F.T.A.
Self-styled “political vaudeville” troupe F.T.A. (an acronym that alternately stands for “Free The Army” or “Fuck The Army”) was something out of Rush Limbaugh’s worst nightmare: a Jane Fonda-led band of progressive, feminist, class-conscious show-biz pranksters who traveled far and wide performing anti-war sketches and songs in front of sympathetic soldiers at the height of the Vietnam era. F.T.A. brought the anti-war movement and the anarchic spirit of the Yippies to soldiers fighting and dying for a cause many didn’t believe in. The lefty mirth-makers—whose ranks included Holly Near, Paul Mooney, and Donald Sutherland—functioned as a countercultural antidote to the glib one-liners, T&A, and knee-jerk pro-establishment ideology of Bob Hope and the USO. If Hope represented the powerful establishment, F.T.A. set out to represent the people.
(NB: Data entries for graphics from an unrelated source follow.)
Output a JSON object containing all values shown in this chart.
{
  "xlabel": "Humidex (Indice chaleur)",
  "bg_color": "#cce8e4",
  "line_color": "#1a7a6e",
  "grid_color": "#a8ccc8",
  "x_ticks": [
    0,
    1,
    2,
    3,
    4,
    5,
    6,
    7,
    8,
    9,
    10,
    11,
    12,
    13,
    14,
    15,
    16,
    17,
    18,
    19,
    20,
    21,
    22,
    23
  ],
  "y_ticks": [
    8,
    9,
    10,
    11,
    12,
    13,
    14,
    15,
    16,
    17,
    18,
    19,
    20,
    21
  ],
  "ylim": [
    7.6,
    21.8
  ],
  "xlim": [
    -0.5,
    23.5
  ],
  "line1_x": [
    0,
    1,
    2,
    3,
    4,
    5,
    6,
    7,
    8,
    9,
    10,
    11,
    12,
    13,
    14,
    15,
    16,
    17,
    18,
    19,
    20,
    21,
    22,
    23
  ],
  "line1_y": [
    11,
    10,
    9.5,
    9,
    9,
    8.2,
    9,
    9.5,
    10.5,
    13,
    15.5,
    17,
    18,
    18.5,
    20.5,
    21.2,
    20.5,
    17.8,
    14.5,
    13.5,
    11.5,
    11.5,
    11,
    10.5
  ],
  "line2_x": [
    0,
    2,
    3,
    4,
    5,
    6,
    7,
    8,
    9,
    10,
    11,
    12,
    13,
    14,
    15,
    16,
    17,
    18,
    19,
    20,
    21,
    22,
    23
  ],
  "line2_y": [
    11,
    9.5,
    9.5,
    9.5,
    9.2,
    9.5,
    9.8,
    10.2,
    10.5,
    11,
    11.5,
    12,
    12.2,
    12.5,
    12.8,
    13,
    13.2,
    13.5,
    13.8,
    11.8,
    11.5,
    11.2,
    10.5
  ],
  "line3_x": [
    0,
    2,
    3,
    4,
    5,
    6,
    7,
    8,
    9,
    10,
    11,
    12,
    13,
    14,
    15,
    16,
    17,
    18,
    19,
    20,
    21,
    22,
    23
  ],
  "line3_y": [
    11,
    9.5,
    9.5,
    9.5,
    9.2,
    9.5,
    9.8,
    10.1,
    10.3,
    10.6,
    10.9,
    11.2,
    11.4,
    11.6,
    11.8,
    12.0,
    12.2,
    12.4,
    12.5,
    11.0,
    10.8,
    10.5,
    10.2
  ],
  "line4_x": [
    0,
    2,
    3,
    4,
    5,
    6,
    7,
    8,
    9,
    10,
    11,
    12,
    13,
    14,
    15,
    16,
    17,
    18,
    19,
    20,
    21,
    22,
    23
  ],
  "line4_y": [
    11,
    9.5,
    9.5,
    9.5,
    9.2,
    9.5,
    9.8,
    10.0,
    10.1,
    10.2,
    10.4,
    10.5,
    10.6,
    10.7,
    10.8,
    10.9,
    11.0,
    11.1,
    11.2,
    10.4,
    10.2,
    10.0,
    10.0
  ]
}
1972’s F.T.A. documented the controversial tour for posterity, but it was pulled from theaters after only a week under mysterious circumstances, and it more or less disappeared until Docurama put it out on DVD. In the progressive spirit of the time, the film is split more or less evenly between extended rap sessions where soldiers air their grievances, and footage of the troupe performing soldier-friendly songs and sketches with a strong, crowd-pleasing anti-authoritarian bent. Though dated and didactic, F.T.A. has enormous contemporary resonance thanks to Iraq. In fact, the film was excerpted in Sir! No Sir!, a well-received 2005 documentary about the anti-war movement within the military during Vietnam that commented unmistakably on an unpopular war of a more recent vintage.
F.T.A.’s songs and shtick often devolve into heavy-handed sloganeering with shrill language straight out of the lefty activist handbook, complete with the requisite denunciations of imperialism and genocidal warmongering. Though it’s often as subtle as a chainsaw, F.T.A. is most powerful during hushed moments that combine passionate political engagement with breathtaking artistry, like Donald Sutherland reading from Dalton Trumbo’s seminal anti-war novel Johnny Got His Gun.The film’s most shattering sequence finds Rita Martinson singing “Soldier We Love You” before a spellbound crowd in a voice radiating tenderness and empathy. Her heart-tugging ballad eloquently expresses the show’s most resonant, timely theme: Love the soldier, hate the war.
Key features: A candid, fascinating interview with Fonda that delves into the show’s history, evolution, and politics.